La richesse matérielle proclamée par les néo-pentecôtistes, dans leur quête de construction d'un nouveau christianisme, est une bénédiction divine, elle n'a pas de causes politiques et économiques structurelles. Selon Oxfam, dans leur document « Desigualdade Mata », les dix capitalistes les plus riches ont doublé leur accumulation pendant la crise sanitaire mondiale : toutes les 26 heures de la pandémie, un seul capitaliste est entré dans le classement des nouveaux milliardaires, alors que simultanément les revenus de 99 % des habitants de la monde a chuté et plus de 160 millions d'individus ont été poussés dans la pauvreté.
Machiavel, lecture obligatoire pour être toujours d'actualité, avait déjà décelé, il y a 500 ans, la force du pouvoir symbolique-idéologique lorsque, dans son Discours, pointait la domination de la religion dans la vie des sujets des principautés. Le grand affrontement du Florentin n'était pas avec les classiques, mais avec ses contemporains, avec le moralisme et la prédication religieuse, pour avoir trouvé dans ses recherches empiriques que les commandements de "ne pas voler", "ne pas mentir", "ne pas utiliser le saint nom de Dieu en vain », ne serait valable que pour la population : toutes ont été violées par les détenteurs du pouvoir temporel et ecclésiastique. Par conséquent, les gens avaient besoin d'ouvrir les yeux couverts par les systèmes idéologiques et religieux de l'époque pour révéler ce qui était sous le tissu.

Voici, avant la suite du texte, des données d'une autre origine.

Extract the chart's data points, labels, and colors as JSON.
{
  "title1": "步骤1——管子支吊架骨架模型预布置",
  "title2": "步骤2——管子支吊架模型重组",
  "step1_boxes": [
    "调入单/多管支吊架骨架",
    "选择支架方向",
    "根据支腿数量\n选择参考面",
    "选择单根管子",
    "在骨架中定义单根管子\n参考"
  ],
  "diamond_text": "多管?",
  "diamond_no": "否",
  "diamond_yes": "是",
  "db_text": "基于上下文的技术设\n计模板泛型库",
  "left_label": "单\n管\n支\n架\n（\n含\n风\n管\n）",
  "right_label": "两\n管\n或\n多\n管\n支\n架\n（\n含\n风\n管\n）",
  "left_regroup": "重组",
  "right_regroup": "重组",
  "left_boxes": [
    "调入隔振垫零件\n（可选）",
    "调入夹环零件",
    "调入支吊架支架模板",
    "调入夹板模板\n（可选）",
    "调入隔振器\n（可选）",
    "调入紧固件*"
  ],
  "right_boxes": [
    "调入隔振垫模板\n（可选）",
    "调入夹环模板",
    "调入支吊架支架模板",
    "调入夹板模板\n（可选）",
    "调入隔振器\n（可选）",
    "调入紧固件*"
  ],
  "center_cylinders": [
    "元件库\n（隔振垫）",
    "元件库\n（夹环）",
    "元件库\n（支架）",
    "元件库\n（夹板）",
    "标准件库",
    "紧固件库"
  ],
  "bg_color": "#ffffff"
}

Les mots, les images et les sons n'accomplissent que peu de choses s'ils ne sont pas des munitions pour un plan méticuleusement conçu et des méthodes soigneusement organisées pour que les idées transmises deviennent une partie intégrante de la vie des gens. Lorsque le public est convaincu de la rationalité d'une idée, il passe à l'action. Cette action est suggérée par l'idée religieuse, politique ou sociale elle-même. Mais ces résultats ne viennent pas de nulle part : ils sont obtenus par la fabrication du consensus. (BERNAYS, Edouard. La propagande. 1928. Accès : http://www.whale.to/b/bernays.pdf).
Comme le note Michel Foucault, dans regarder et punir, le pouvoir s'exerce comme dispute et lutte. Là où il y a du pouvoir, il y a de la résistance. Il n'y a pas exactement un lieu de résistance, mais des points mobiles et transitoires qui sont également répartis dans la structure sociale. La politique est lutte, confrontation, rapports de force, situation stratégique et idéologique. Ce n'est pas un lieu à occuper, ni un objet à posséder. Elle s'exerce, se dispute. Dans ce conflit, soit vous gagnez, soit vous perdez. Et c'est le défi qui nous attend dans les années à venir : répartir démocratiquement et durablement les richesses mondiales ou poursuivre l'accumulation accélérée de l'individualisme fondamentaliste néolibéral qui détruit l'humanité et la nature.
*Alexandre Aragão de Albuquerque Master en politique publique et société de l'Université d'État du Ceará (UECE).
Le site A Terra é Redonda existe grâce à nos lecteurs et sympathisants.
Aidez-nous à faire perdurer cette idée.